When we celebrate All Saints we have the opportunity to look at the stories of the many faithful whose lives, devotion, work and deaths have been passed down to us, in fame and in humility.

In remembering the lives of the saints, famous or obscure, we have the opportunity to get to know people who had faith and kept their faith in difficult times and in ordinary times.  As we celebrate All Saints and we have the opportunity to hear the stories of how our faith ancestors, men and women both, not only kept the faith on a Sunday afternoon, but lived their faith 24 hours a day.  We have the opportunity to know the struggles that were faced by people from all different social statuses, races, and even religious backgrounds as they became Christians so exemplary that their names are still spoken today.

We celebrate All Saints because it gives us the opportunity to understand that each of us has the potential to challenge ourselves and grow in our faith so that we too can be what God has intended us to be.  Through the stories of the Saints we are inspired...inspired to walk in their footsteps and see the ways that ordinary people can be and do extraordinary things. 

Each of us... has the same Spirit in us that each of the Saints possesses...no matter our context or our backgrounds we are not so different. 

If we act in a Christ like manner...not simply being a nice person but living as an imitation of Christ in our own little sphere.  If we remember that we are all students with one teacher, if we remember to serve humbly and work for Christ’s glory not our own that we too will be numbered with the saints.

If that sounds a bit much for you, remember Mary the librarian, easing my burdens with trembling hands.  Look up the many stories of the Saints who worked, prayed, lived, and sometimes died simply following where their faith called them to be.

 Men and Women who acted as Christ acted, lived as Christ lived and sometimes died as Christ died so that Christ’s light would be seen in their lives and they could be a witness to others.

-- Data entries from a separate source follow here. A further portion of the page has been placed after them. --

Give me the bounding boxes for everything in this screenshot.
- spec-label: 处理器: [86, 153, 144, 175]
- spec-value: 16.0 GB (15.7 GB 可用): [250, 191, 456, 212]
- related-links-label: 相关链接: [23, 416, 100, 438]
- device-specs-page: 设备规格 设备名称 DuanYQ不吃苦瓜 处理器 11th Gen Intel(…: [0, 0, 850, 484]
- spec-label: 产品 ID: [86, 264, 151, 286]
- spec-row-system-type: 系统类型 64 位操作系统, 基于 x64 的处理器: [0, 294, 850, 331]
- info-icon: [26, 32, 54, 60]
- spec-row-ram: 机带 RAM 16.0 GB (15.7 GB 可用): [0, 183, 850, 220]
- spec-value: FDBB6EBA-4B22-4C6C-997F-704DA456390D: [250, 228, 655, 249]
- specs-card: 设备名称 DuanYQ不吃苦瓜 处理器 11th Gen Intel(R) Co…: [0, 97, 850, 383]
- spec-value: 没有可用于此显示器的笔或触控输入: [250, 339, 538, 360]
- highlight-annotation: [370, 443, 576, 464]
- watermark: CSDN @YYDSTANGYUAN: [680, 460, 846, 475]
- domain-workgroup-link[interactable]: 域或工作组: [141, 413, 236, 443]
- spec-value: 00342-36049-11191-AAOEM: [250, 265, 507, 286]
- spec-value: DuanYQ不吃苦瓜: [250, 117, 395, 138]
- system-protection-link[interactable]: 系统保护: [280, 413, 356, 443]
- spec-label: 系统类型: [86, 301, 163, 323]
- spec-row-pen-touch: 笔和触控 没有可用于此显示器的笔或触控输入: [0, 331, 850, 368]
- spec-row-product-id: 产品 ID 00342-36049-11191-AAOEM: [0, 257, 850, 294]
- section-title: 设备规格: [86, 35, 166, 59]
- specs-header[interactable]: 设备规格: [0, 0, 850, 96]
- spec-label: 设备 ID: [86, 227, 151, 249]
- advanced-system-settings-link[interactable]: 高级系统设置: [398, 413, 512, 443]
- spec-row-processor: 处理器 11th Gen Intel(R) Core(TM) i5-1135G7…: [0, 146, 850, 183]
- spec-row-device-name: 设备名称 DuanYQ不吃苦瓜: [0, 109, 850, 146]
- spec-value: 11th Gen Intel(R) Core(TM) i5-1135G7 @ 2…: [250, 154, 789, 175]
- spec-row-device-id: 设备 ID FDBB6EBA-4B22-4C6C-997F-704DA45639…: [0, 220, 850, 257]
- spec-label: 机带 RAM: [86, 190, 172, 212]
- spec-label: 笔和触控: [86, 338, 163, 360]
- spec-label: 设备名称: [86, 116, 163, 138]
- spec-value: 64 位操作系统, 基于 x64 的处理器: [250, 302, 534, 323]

We are called to be witnesses...we are called to be imitators of Christ...we are called to be Saints.  We may never have masses said in our honour, nor churches named after us, or feature in stained glass, but I’d guess the majority of saints wouldn’t have had those goals in mind.  The saints lived their lives as faithful to the calling of God as they could.  They aimed to please God and follow his path in thought, word and deed.

God grant that we, like Mary, may be inspired to do likewise.